Kurento Architecture

Kurento, as most multimedia communication technologies out there, is built using two layers (called planes) to abstract key functions in all interactive communication systems:

  • Signaling Plane. The parts of the system in charge of the management of communications, that is, the modules that provides functions for media negotiation, QoS parametrization, call establishment, user registration, user presence, etc. are conceived as forming part of the Signaling Plane.
  • Media Plane Functionalities such as media transport, media encoding/decoding and media processing make the Media Plane, which takes care of the handling of media. The distinction comes from the telephony differentiation between the handling of voice and the handling of meta-information such as tone, billing, etc.

The following figure shows a conceptual representation of the high level architecture of Kurento.

Kurento Architecture

Kurento Architecture. Kurento architecture follows the traditional separation between signaling and media planes.

The right side of the picture shows the application, which is in charge of the signaling plane and contains the business logic and connectors of the particular multimedia application being deployed. It can be build with any programming technology like Java, Node.js, PHP, Ruby, .NET, etc. The application can use mature technologies such as HTTP and SIP Servlets, Web Services, database connectors, messaging services, etc. Thanks to this, this plane provides access to the multimedia signaling protocols commonly used by end-clients such as SIP, RESTful and raw HTTP based formats, SOAP, RMI, CORBA or JMS. These signaling protocols are used by client side of applications to command the creation of media sessions and to negotiate their desired characteristics on their behalf. Hence, this is the part of the architecture, which is in contact with application developers and, for this reason, it needs to be designed pursuing simplicity and flexibility.

On the left side, we have the Kurento Media Server, which implements the media plane capabilities providing access to the low-level media features: media transport, media encoding/decoding, media transcoding, media mixing, media processing, etc. The Kurento Media Server must be capable of managing the multimedia streams with minimal latency and maximum throughput. Hence the Kurento Media Server must be optimized for efficiency.

Kurento APIs and interfaces

The capabilities of the media plane (Kurento Media Server) and signaling plane (Application) are exposed through a number of APIs, which provide increasing abstraction levels.

Following this, the role of the different APIs can be summarized in the following way:

  • Kurento Protocol: Is a network protocol exposing the Kurento Media Server capabilities through WebSocket (read more in Kurento Protocol section).
  • Kurento API: Is the object oriented view of the Kurento Protocol. This API makes possible the creation and management of media elements and pipelines by using references (ids). Accessing the Kurento API is possible from any of the computer languages and frameworks implementing Kurento Protocol. (read more in Kurento API section)
  • Kurento Java Client: Is a Java SE layer which consumes the Kurento API and exposes its capabilities through a simple-to-use modularity based on Java POJOs representing media elements and media pipelines.
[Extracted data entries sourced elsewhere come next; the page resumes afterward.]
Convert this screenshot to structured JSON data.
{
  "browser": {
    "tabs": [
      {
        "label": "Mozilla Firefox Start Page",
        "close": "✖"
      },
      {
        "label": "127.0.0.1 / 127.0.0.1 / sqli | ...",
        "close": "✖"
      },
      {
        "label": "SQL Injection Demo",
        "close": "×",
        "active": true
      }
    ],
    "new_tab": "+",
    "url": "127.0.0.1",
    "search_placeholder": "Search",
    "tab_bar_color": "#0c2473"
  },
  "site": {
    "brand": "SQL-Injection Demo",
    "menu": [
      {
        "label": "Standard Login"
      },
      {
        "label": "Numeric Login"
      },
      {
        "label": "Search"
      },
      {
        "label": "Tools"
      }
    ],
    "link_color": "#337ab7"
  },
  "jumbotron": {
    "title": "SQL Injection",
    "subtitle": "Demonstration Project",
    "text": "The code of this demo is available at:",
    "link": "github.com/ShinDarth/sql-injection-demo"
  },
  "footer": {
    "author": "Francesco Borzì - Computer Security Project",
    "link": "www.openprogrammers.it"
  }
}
This API is abstract in the sense that all the non-intuitive inherent complexities of the internal Kurento Protocol workings are abstracted and developers do not need to deal with them when creating applications. Using the Kurento Java Client only requires adding the appropriate dependency to a maven project or to download the corresponding jar into the application developer CLASSPATH. It is important to remark that the Kurento Java Client is a media-plane control API. In other words, its objective is to expose the capability of managing media objects, but it does not provide any signaling plane capabilities.
  • Kurento JavaScript Client: Is a JavaScript layer which consumes the Kurento API and exposes its capabilities to JavaScript developers. It allow to build node.js and browser based applications. In the future, further Kurento Clients can be created exposing the same kind of modularity in other languages such as Python, C/C++, PHP, etc.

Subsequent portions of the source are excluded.